Une porte de côté s'ouvrit, un domestique entra, tenant sur un plateau
une lettre pressée qu'un commissionnaire venait d'apporter. Jacques
prit en tremblant ce papier, saisi d'une peur vague et soudaine, la
peur mystérieuse des brusques malheurs.
 
Il regarda longtemps l'enveloppe dont il ne connaissait point
l'écriture, n'osant pas l'ouvrir, désirant follement ne pas lire,
ne pas savoir, mettre en poche cela, et se dire: «A demain. Demain,
je serai loin, peu m'importe!» Mais, sur un coin, deux grands mots
soulignés: TRÈS URGENT, le retenaient et l'épouvantaient. Il demanda:
«Vous permettez, mon amie?» déchira la feuille collée et lut. Il lut le
papier, pâlissant affreusement, le parcourut d'un coup et, lentement,
sembla l'épeler.
 
Quand il releva la tête, toute sa face était bouleversée. Il balbutia:
«Ma chère petite, c'est... c'est mon meilleur ami à qui il arrive un
grand, un très grand malheur. Il a besoin de moi tout de suite... tout
de suite... pour une affaire de vie ou de mort. Me permettez-vous de
m'absenter vingt minutes; je reviens aussitôt?»
 
Elle bégaya, tremblante, effarée: «Allez, mon ami!» n'étant pas encore
assez sa femme pour oser l'interroger, pour exiger savoir. Et il
disparut. Elle resta seule, écoutant danser dans le salon voisin.
 
Il avait pris un chapeau, le premier trouvé, un pardessus quelconque,
et il descendit en courant l'escalier. Au moment de sauter dans la rue,
il s'arrêta encore sous le bec de gaz du vestibule et relut la lettre.
 
Voici ce qu'elle disait:
 
«MONSIEUR,
 
«Une fille Ravet, votre ancienne maîtresse, paraît-il, vient
d'accoucher d'un enfant qu'elle prétend être à vous. La mère va
mourir et implore votre visite. Je prends la liberté de vous écrire
et de vous demander si vous pouvez accorder ce dernier entretien à
cette femme, qui semble très malheureuse et digne de pitié.
 
«Votre serviteur,
 
«Dr BONNARD.»
 
Quand il pénétra dans la chambre de la mourante, elle agonisait déjà.
Il ne la reconnut pas d'abord.
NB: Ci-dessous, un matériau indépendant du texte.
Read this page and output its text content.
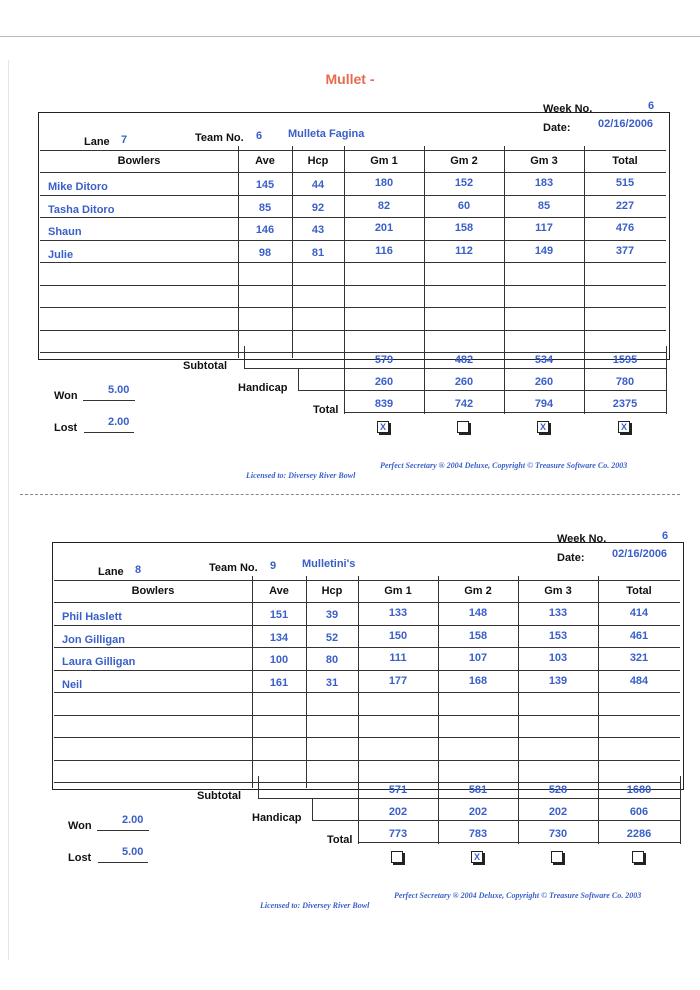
Mullet -
Week No.	6
Date: 02/16/2006
Lane 7	Team No. 6 Mulleta Fagina
Bowlers	Ave	Hcp	Gm 1	Gm 2	Gm 3	Total
Mike Ditoro	145	44	180	152	183	515
Tasha Ditoro	85	92	82	60	85	227
Shaun	146	43	201	158	117	476
Julie	98	81	116	112	149	377
Subtotal	579	482	534	1595
Handicap	260	260	260	780
Total	839	742	794	2375
X	X	X
Won	5.00
Lost	2.00
Licensed to: Diversey River Bowl
Perfect Secretary ® 2004 Deluxe, Copyright © Treasure Software Co. 2003
Week No.	6
Date: 02/16/2006
Lane 8	Team No. 9 Mulletini's
Bowlers	Ave	Hcp	Gm 1	Gm 2	Gm 3	Total
Phil Haslett	151	39	133	148	133	414
Jon Gilligan	134	52	150	158	153	461
Laura Gilligan	100	80	111	107	103	321
Neil	161	31	177	168	139	484
Subtotal	571	581	528	1680
Handicap	202	202	202	606
Total	773	783	730	2286
X
Won	2.00
Lost	5.00
Licensed to: Diversey River Bowl
Perfect Secretary ® 2004 Deluxe, Copyright © Treasure Software Co. 2003
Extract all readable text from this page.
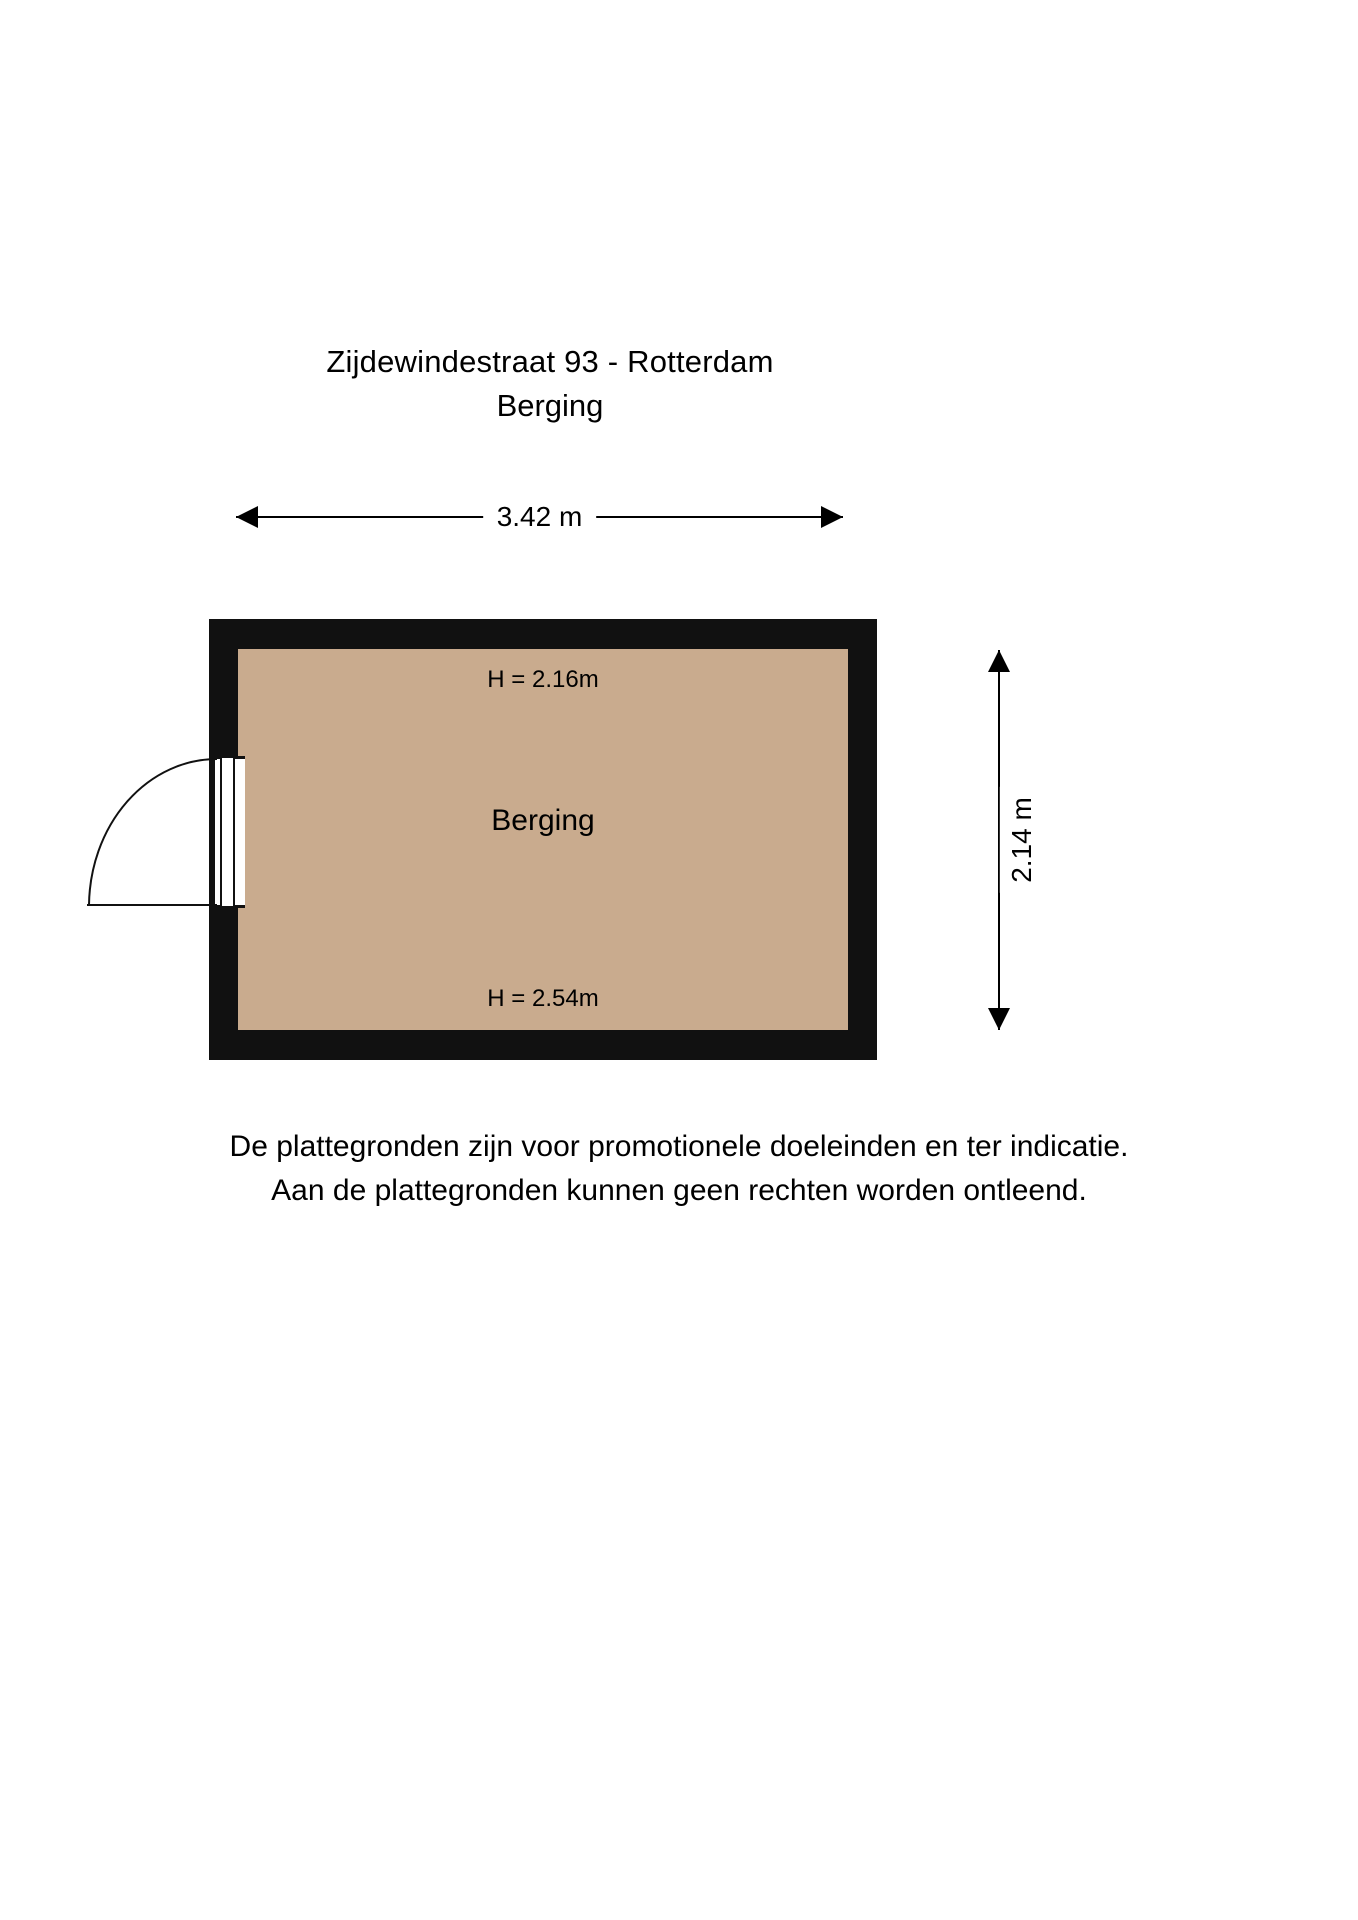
Zijdewindestraat 93 - Rotterdam
Berging
3.42 m
2.14 m
H = 2.16m
Berging
H = 2.54m
De plattegronden zijn voor promotionele doeleinden en ter indicatie.
Aan de plattegronden kunnen geen rechten worden ontleend.
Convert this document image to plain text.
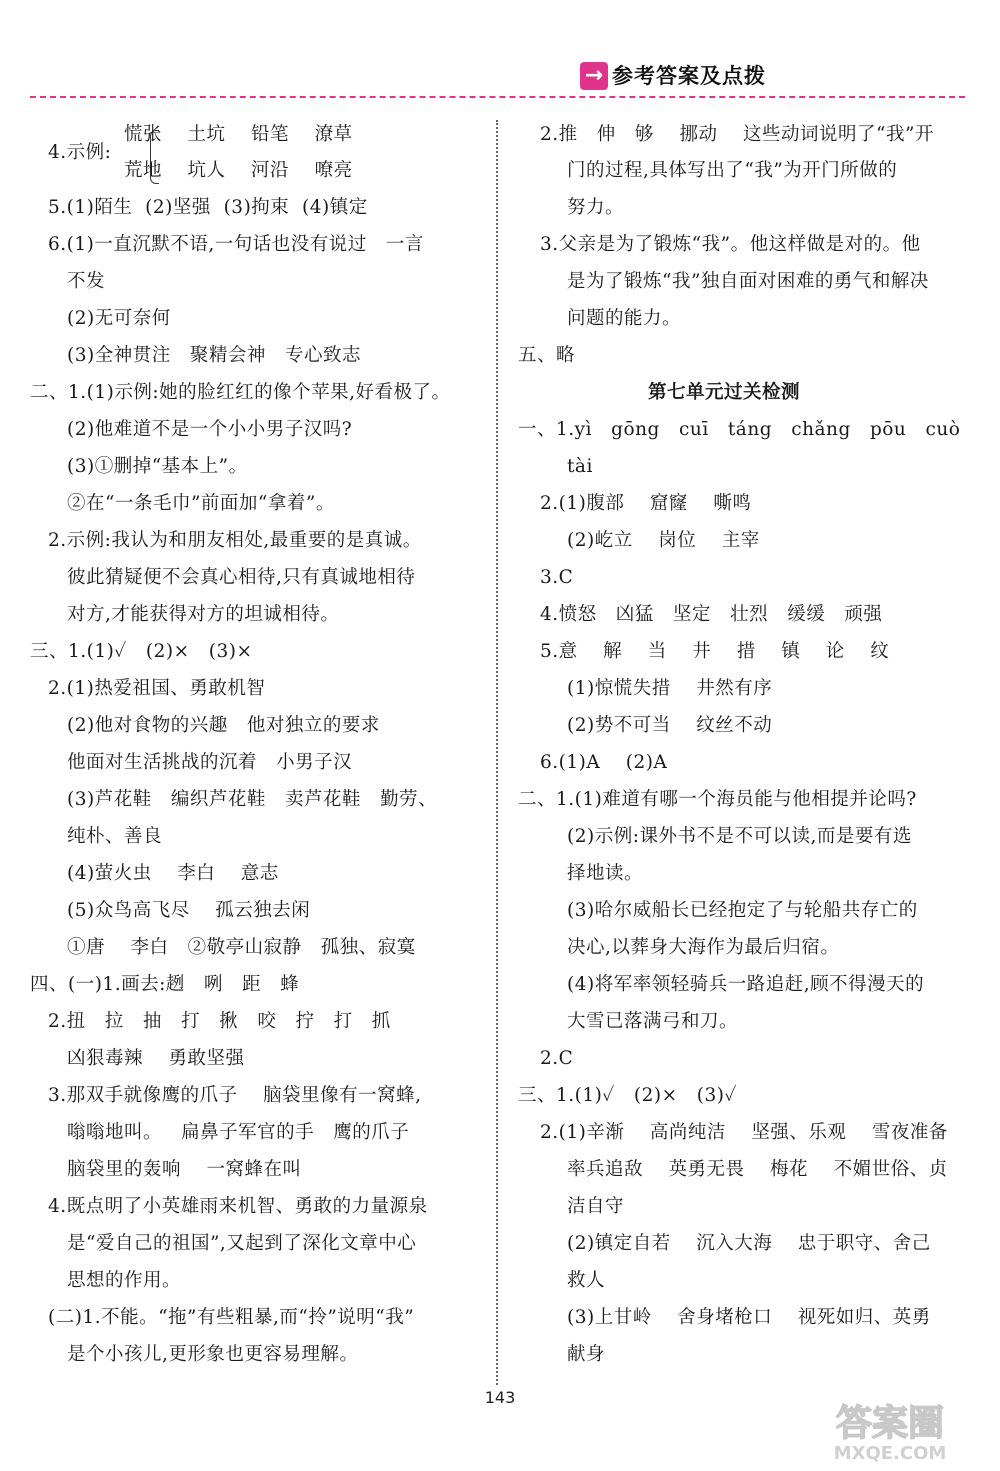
→ 参考答案及点拨
慌张    土坑    铅笔    潦草
4.示例:
荒地    坑人    河沿    嘹亮
5.(1)陌生  (2)坚强  (3)拘束  (4)镇定
6.(1)一直沉默不语,一句话也没有说过   一言
不发
(2)无可奈何
(3)全神贯注   聚精会神   专心致志
二、1.(1)示例:她的脸红红的像个苹果,好看极了。
(2)他难道不是一个小小男子汉吗?
(3)①删掉“基本上”。
②在“一条毛巾”前面加“拿着”。
2.示例:我认为和朋友相处,最重要的是真诚。
彼此猜疑便不会真心相待,只有真诚地相待
对方,才能获得对方的坦诚相待。
三、1.(1)✓   (2)×   (3)×
2.(1)热爱祖国、勇敢机智
(2)他对食物的兴趣   他对独立的要求
他面对生活挑战的沉着   小男子汉
(3)芦花鞋   编织芦花鞋   卖芦花鞋   勤劳、
纯朴、善良
(4)萤火虫    李白    意志
(5)众鸟高飞尽    孤云独去闲
①唐    李白   ②敬亭山寂静   孤独、寂寞
四、(一)1.画去:趔   咧   距   蜂
2.扭   拉   抽   打   揪   咬   拧   打   抓
凶狠毒辣    勇敢坚强
3.那双手就像鹰的爪子    脑袋里像有一窝蜂,
嗡嗡地叫。   扁鼻子军官的手   鹰的爪子
脑袋里的轰响    一窝蜂在叫
4.既点明了小英雄雨来机智、勇敢的力量源泉
是“爱自己的祖国”,又起到了深化文章中心
思想的作用。
(二)1.不能。“拖”有些粗暴,而“拎”说明“我”
是个小孩儿,更形象也更容易理解。
2.推   伸   够    挪动    这些动词说明了“我”开
门的过程,具体写出了“我”为开门所做的
努力。
3.父亲是为了锻炼“我”。他这样做是对的。他
是为了锻炼“我”独自面对困难的勇气和解决
问题的能力。
五、略
一、1.yì   gōng   cuī   táng   chǎng   pōu   cuò
tài
2.(1)腹部    窟窿    嘶鸣
(2)屹立    岗位    主宰
3.C
4.愤怒   凶猛   坚定   壮烈   缓缓   顽强
5.意    解    当    井    措    镇    论    纹
(1)惊慌失措    井然有序
(2)势不可当    纹丝不动
6.(1)A    (2)A
二、1.(1)难道有哪一个海员能与他相提并论吗?
(2)示例:课外书不是不可以读,而是要有选
择地读。
(3)哈尔威船长已经抱定了与轮船共存亡的
决心,以葬身大海作为最后归宿。
(4)将军率领轻骑兵一路追赶,顾不得漫天的
大雪已落满弓和刀。
2.C
三、1.(1)✓   (2)×   (3)✓
2.(1)辛渐    高尚纯洁    坚强、乐观    雪夜准备
率兵追敌    英勇无畏    梅花    不媚世俗、贞
洁自守
(2)镇定自若    沉入大海    忠于职守、舍己
救人
(3)上甘岭    舍身堵枪口    视死如归、英勇
献身
第七单元过关检测
143
答案圈
MXQE.COM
Le médecin et deux gardes la soignaient,
et partout à terre traînaient des seaux pleins de glace et des linges
pleins de sang.
 
L'eau répandue inondait le parquet; deux bougies brûlaient sur un
meuble; derrière le lit, dans un petit berceau d'osier, l'enfant
criait, et, à chacun de ses vagissements, la mère, torturée, essayait
un mouvement, grelottante sous les compresses gelées.
 
Elle saignait; elle saignait, blessée à mort, tuée par cette naissance.
Toute sa vie coulait; et, malgré la glace, malgré les soins,
l'invincible hémorragie continuait, précipitait son heure dernière.
 
Elle reconnut Jacques et voulut lever les bras; elle ne put pas, tant
ils étaient faibles, mais sur ses joues livides des larmes commencèrent
à glisser.
 
Il s'abattit à genoux près du lit, saisit une main pendante et la baisa
frénétiquement; puis, peu à peu, il s'approcha tout près, tout près du
maigre visage qui tressaillait à son contact. Une des gardes, debout,
une bougie à la main, les éclairait, et le médecin, s'étant reculé, regardait du fond de la chambre.